Broadway Legend Joined: 9/11/16
Every artist is bound to have a few bad apples, but what about authors who's body of work has an incredibly wide range of quality?
Take, for example, David Mamet, who changed the American theatre landscape with American Buffalo, Glengarry Glen Ross, and Oleanna, but almost everything he's written in the 21st century has been a critical and commercial failure.
Those first three plays I mentioned are undeniably fantastic, but in studying his body of work, he's written far more bad plays than good plays. For every American Buffalo, there's a China Doll or The Anarchist or Keep Your Pantheon or The Woods.
When looking at a playwright, do you examine every play they've written, or just their best works?
Yes.
Broadway Legend Joined: 6/26/16
Looking at a playwright in what context? Their level of genius, their contributions to theater, their impact on the art form, their amount of overall success, the percentage of hits versus misses, the amount of commercial success versus critical success? The answer to "is someone a great playwright" is more complex than a yes or no. How many bands had 1 or if they're lucky 2 or 3 iconic albums and everything else after that was crap? Are they still great bands?
Updated On: 6/20/19 at 11:49 PM
Well, if you really wanted to get scientific, you could score each one out of 10 and calculate the average, with each play weighted equally? Art is subjective, and there's no real answer, but when someone's written as many godawful plays as Mamet, I think that needs to be taken into consideration.
In film, there's a theory that when a prolific director is "done," their last few works are never as good as their earlier work. It doesn't always carry over to theatre, but Mamet definitely qualifies, and to a lesser extent so do John Guare, Terrence McNally, Richard Greenberg, Theresa Rebeck, Richard Rodgers, Neil Simon, John Kander, and even Sondheim, to name a few. There's something to be said for the Jerry Hermans and Tommy Tunes of the world who "quit while they're ahead."
And then there's Tennessee Williams, who produced nothing but stellar content right up to the end!
Here's an idea: let's judge everyone by what celebrates their greatness. There are writers of singular masterpieces, and there are prolific writers for whom the whole is greater than the sum of the parts. Picasso is credited with 50,000 works of art, Da Vinci with 15. Do you really need to judge them on the same terms?
Shakespeare also wrote several clunkers (many of which were towards the end of his career as well), and some of even his most revered plays have not aged well and have elements some deem offensive. David Mamet is no Shakespeare, but like Shakespeare, he was a product of his time. The 1980’s in New York was a pretty different world. A lot has changed in three decades.
SomethingPeculiar said: "Well, if you really wanted to get scientific, you could score each one out of 10 and calculate the average, with each play weighted equally?"

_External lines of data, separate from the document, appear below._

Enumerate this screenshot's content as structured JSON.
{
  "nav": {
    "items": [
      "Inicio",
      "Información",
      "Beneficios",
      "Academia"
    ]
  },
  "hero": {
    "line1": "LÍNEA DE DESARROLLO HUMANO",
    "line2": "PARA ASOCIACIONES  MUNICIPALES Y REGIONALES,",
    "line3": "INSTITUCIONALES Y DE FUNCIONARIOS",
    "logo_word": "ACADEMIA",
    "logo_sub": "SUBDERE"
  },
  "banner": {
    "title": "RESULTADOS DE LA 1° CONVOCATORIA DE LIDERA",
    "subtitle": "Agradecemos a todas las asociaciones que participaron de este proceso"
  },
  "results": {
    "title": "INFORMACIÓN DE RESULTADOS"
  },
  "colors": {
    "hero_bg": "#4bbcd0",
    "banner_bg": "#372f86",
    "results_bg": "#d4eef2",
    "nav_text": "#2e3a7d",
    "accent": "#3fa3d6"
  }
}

I know you're offering this suggestion with a dash of irony, but wouldn't it make more sense to score each work (perhaps with negative scores possible for particularly egregious entries) and add them up rather than compute an average? If one author wrote five true masterpieces (each with a score of ten), and another author wrote just one, they'd have the same average, but surely we'd want to judge the first author more highly than the second.
We all unanimously consider Neil Simon an excellent playwright even though he’s had his share of clunkers. Even with these, his work in them was still praised.
Take, for example, David Mamet, who changed the American theatre landscape with American Buffalo, Glengarry Glen Ross, and Oleanna, but almost everything he's written in the 21st century has been a critical and commercial failure.
Oh, Mamet's an easy one to judge. I absolutely hate every play I've either read and/or seen by him. Zero value. And his latest sounds like he's hit a new low, which doesn't surprise me at all.
We all unanimously consider Neil Simon an excellent playwright even though he’s had his share of clunkers. Even with these, his work in them was still praised.
I saw the tryout of Proposals in DC and loved it. I was shocked it only ran a couple of months on Broadway. I also really enjoyed The Dinner Party. That cast was sublime.
You could ask the same regarding musical composers. Jule Styne, Cy Coleman and Charles Strouse had LOADS of flops. Do we judge them solely based on their hit/flop ratio? Not really.
*cigar chomping voice* "Bill Shakespeare? That hack who wrote 'King John' and 'Coral-anus?' I don't CARE how good his hits were, I've seen his track record and I don't want him on my project. Get me someone else to write 'Hamlet.' What's that Roberto Aguirre-Sacasa guy working on? Now that fella has PEP."
Broadway Legend Joined: 1/30/15
There's too much bias involved in a question like this. With any playwright, composer, etc. I like I will downplay their lesser works and for those I dislike, I'm more likely to count those lesser works against them.
I think it has to be a combination of both. Like, one great show doesn't shield someone from criticism but it can show what they're capable of. And a lot of bad shows establish a pattern, whether that's lack of genius, being unable to adapt commercial properties, laziness, etc.